I was out on a run with a close male friend this weekend. We started off with the usual chitchat about work and recent events. Eventually, the conversation turned to age, and time’s influence on our bodies. Running hard over the weekend takes longer to recover. “Twinges” need to be taken more seriously. “Masters” age divisions and scrolling endlessly to find your birth year on registration forms. Still we run and embrace the body available to us today.
A little-known benefit of having close running buddies is that you can talk about anything with them. Literally anything. I know more about bathroom cycles and bodily processes than their life partners do. When it becomes acceptable, even encouraged, to text another adult at 3am “did you poop yet?” – that, my friends, it a closeness shared by runners.

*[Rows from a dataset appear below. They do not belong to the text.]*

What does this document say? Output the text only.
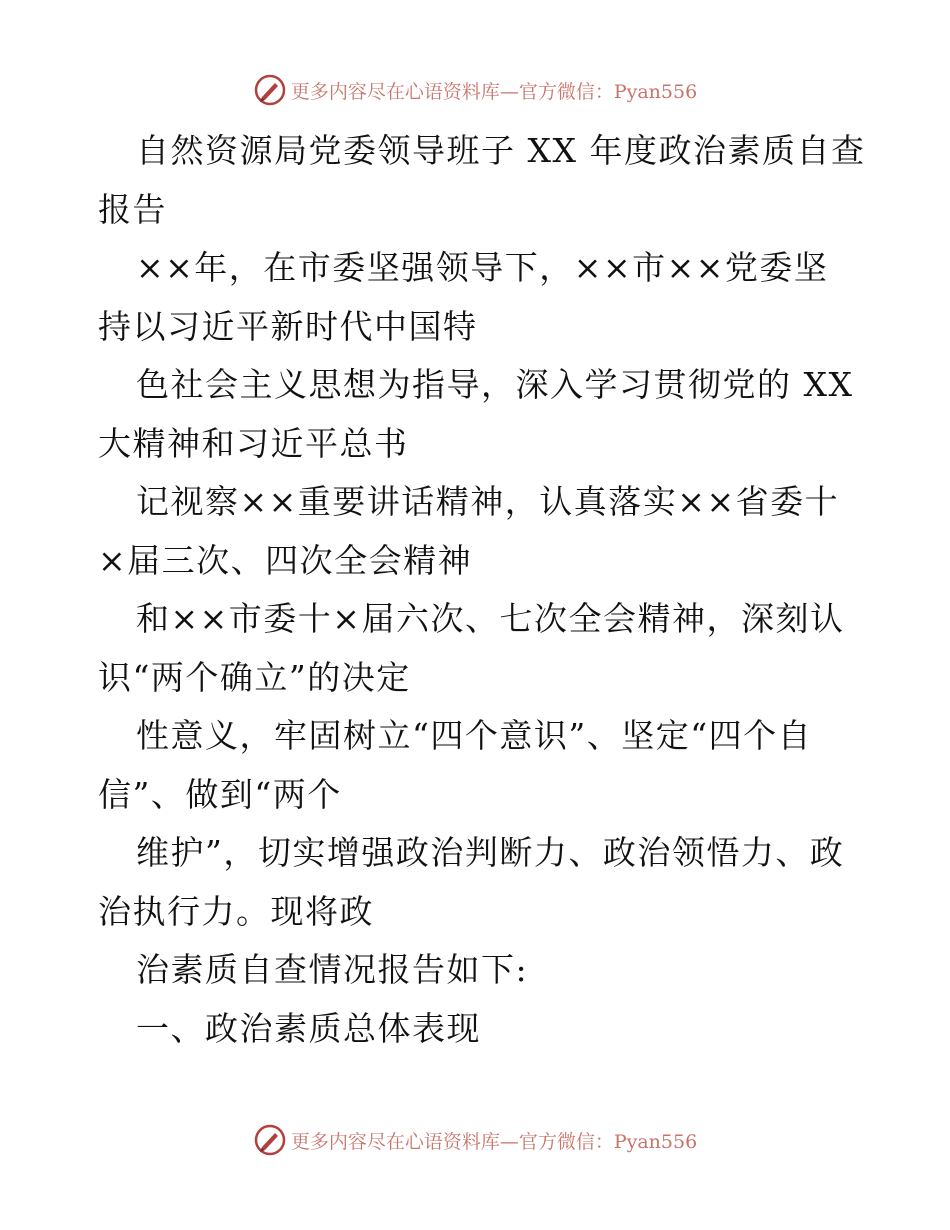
更多内容尽在心语资料库—官方微信：Pyan556
自然资源局党委领导班子 XX 年度政治素质自查
报告
××年，在市委坚强领导下，××市××党委坚
持以习近平新时代中国特
色社会主义思想为指导，深入学习贯彻党的 XX
大精神和习近平总书
记视察××重要讲话精神，认真落实××省委十
×届三次、四次全会精神
和××市委十×届六次、七次全会精神，深刻认
识“两个确立”的决定
性意义，牢固树立“四个意识”、坚定“四个自
信”、做到“两个
维护”，切实增强政治判断力、政治领悟力、政
治执行力。现将政
治素质自查情况报告如下:
一、政治素质总体表现
更多内容尽在心语资料库—官方微信：Pyan556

And this transparency crosses gender lines; gleefully, at times. I’ve had male running partners stop to adjust a pinched testicle, and then spend the next mile actively exchanging with their non-male running buddies on various treatment options. Talking about difficult periods gets equal coverage; to the point where most of the men now carrying an extra tampon on race day. It’s being considerate for their sometimes-menstruating running buddies. We’re all in this together.
Does it ever go too far? Sure, that’s where boundaries and active consent come into play. Running gives people equal footing (no pun intended) in deciding subjects that are out of bounds. In my circle, I can’t remember a subject or bodily fluid that hasn’t been explored while we clock miles off together. Weather, travel plans, abortions, pooping (too much / not enough), bleeding nipples, politics, weak urine streams, personal bests, periods, hopes and fears….running creates an off-leash park for our minds. We have a shared experience of running together in that moment, with our aging human bodies.
What I didn’t realize is that men don’t always have this depth of sharing among their peers. Talking about intimate issues can be surprisingly off the table for men, even with close friends. That seems strangely isolating to me.
As much as I’ve heard about erectile dysfunction on commercials, I’d always thought it was a hot topic among men friends. Turns out, not so much. Guys, you are missing out! Yes, it’s scary to be vulnerable and talk about things you see as shortcomings. Those commercials about female leakage? Seriously, we talk about that with our friends all the time. Vulnerability is empowering.
Women have that available to them. We’re socialized to feel less stigma in sharing very personal aspects of our lives with friends. Everything from weird facial hair (ours) to avoiding vaginal dryness (ours and others). The recent confirmation hearings sparked a number of conversations that started with, “when I was raped…”. All shared experiences that gain power the more they are articulated; becoming “ours” instead of “mine”.
So, guys, at least think about it. The next time you’re with that close circle of friends, talk about what’s on your mind. I know there was probably that one time back in 7th grade when you did, only to have someone make a joke about your mom. Opening up about personal experience is powerful. Changing the game takes courage. Speaking your truth means leaning into fear. Just do it.